Even in the foul mirror Gordon’s face remained unchanged. She couldn’t accuse him of leering at the maids. But he had better taste than that. Anna’s figure was good, and was adequately displayed; Gordon insisted on uniforms, but he went along, good-humoredly, with the shorter skirts, and Anna’s black dress verged on a musical-comedy maid’s outfit. She had good legs. But that staring, vacant face…
Linda whirled around.
“I don’t want you,” she said. “Get out.”
“Now, honey.” Gordon rose; coming up behind her, he lifted the heavy masses of her black hair between his hands. “Let the poor girl fix your hair, at any rate. I told you, I want you to look beautiful. Anna, Mrs. Randolph will wear that gold thing-I don’t know what you women call it-”

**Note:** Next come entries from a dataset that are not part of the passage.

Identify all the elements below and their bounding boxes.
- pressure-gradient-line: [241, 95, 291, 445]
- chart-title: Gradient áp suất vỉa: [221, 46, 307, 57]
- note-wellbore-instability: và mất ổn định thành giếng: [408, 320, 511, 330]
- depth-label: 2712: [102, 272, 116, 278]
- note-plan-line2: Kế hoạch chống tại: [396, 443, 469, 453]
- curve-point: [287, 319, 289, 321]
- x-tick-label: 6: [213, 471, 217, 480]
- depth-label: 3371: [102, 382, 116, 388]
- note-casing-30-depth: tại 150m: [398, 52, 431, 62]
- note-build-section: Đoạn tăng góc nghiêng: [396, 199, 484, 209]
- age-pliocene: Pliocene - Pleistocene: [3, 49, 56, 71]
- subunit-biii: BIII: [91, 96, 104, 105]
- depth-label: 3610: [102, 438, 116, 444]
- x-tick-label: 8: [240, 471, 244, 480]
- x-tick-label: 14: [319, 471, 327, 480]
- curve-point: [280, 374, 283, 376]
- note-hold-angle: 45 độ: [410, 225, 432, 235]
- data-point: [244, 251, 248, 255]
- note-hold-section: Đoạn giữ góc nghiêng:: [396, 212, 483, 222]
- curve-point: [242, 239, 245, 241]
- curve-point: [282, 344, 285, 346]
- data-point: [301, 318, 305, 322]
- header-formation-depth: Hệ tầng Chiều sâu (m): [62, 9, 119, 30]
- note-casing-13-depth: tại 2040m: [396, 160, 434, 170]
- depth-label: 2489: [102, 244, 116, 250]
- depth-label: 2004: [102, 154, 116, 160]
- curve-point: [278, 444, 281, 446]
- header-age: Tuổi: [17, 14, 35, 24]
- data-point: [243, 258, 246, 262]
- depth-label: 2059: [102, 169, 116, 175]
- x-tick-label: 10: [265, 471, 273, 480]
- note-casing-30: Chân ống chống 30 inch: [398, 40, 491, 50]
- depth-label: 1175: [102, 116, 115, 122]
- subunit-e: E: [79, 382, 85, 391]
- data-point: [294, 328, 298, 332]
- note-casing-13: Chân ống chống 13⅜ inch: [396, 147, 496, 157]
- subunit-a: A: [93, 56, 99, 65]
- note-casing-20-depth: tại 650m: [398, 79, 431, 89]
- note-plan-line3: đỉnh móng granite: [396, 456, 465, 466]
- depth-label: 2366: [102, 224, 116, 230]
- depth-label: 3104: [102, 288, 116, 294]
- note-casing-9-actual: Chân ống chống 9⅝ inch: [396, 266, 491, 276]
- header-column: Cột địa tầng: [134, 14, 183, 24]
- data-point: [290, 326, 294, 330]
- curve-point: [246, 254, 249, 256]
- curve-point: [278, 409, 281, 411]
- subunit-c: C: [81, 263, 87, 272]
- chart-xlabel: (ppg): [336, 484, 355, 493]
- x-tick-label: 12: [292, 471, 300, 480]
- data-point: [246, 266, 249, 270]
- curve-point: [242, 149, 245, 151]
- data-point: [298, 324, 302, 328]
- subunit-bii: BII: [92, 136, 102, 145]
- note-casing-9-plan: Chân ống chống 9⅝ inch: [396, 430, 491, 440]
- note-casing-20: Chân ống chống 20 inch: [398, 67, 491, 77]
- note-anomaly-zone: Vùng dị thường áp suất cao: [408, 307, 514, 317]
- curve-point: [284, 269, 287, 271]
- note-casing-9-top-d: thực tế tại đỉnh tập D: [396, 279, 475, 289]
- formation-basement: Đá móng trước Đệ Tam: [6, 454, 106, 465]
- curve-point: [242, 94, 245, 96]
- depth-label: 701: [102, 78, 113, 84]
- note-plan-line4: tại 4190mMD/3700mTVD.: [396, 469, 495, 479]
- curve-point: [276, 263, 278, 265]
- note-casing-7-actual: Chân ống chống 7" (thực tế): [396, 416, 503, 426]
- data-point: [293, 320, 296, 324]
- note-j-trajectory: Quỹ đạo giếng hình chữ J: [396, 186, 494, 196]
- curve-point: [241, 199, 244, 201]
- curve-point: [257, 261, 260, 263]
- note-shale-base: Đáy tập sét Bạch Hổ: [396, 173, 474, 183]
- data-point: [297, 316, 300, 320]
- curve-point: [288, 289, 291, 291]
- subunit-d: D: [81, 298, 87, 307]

“The Persian brocade hostess gown,” Anna said promptly. “If you mean the dress you bought last week, Mr. Randolph.”
“That’s the one. Hostess gown? You’re right; that’s what the salesgirl called it.” He grinned at Anna, who, without moving a muscle, managed to suggest a puppy wriggling happily at a caress. “Well, I’ll get out of the way and leave you to it.”
Linda wiped off the crooked outline on her upper lip and sat with lipstick poised, watching Anna trot over to the long closet and take out the dress.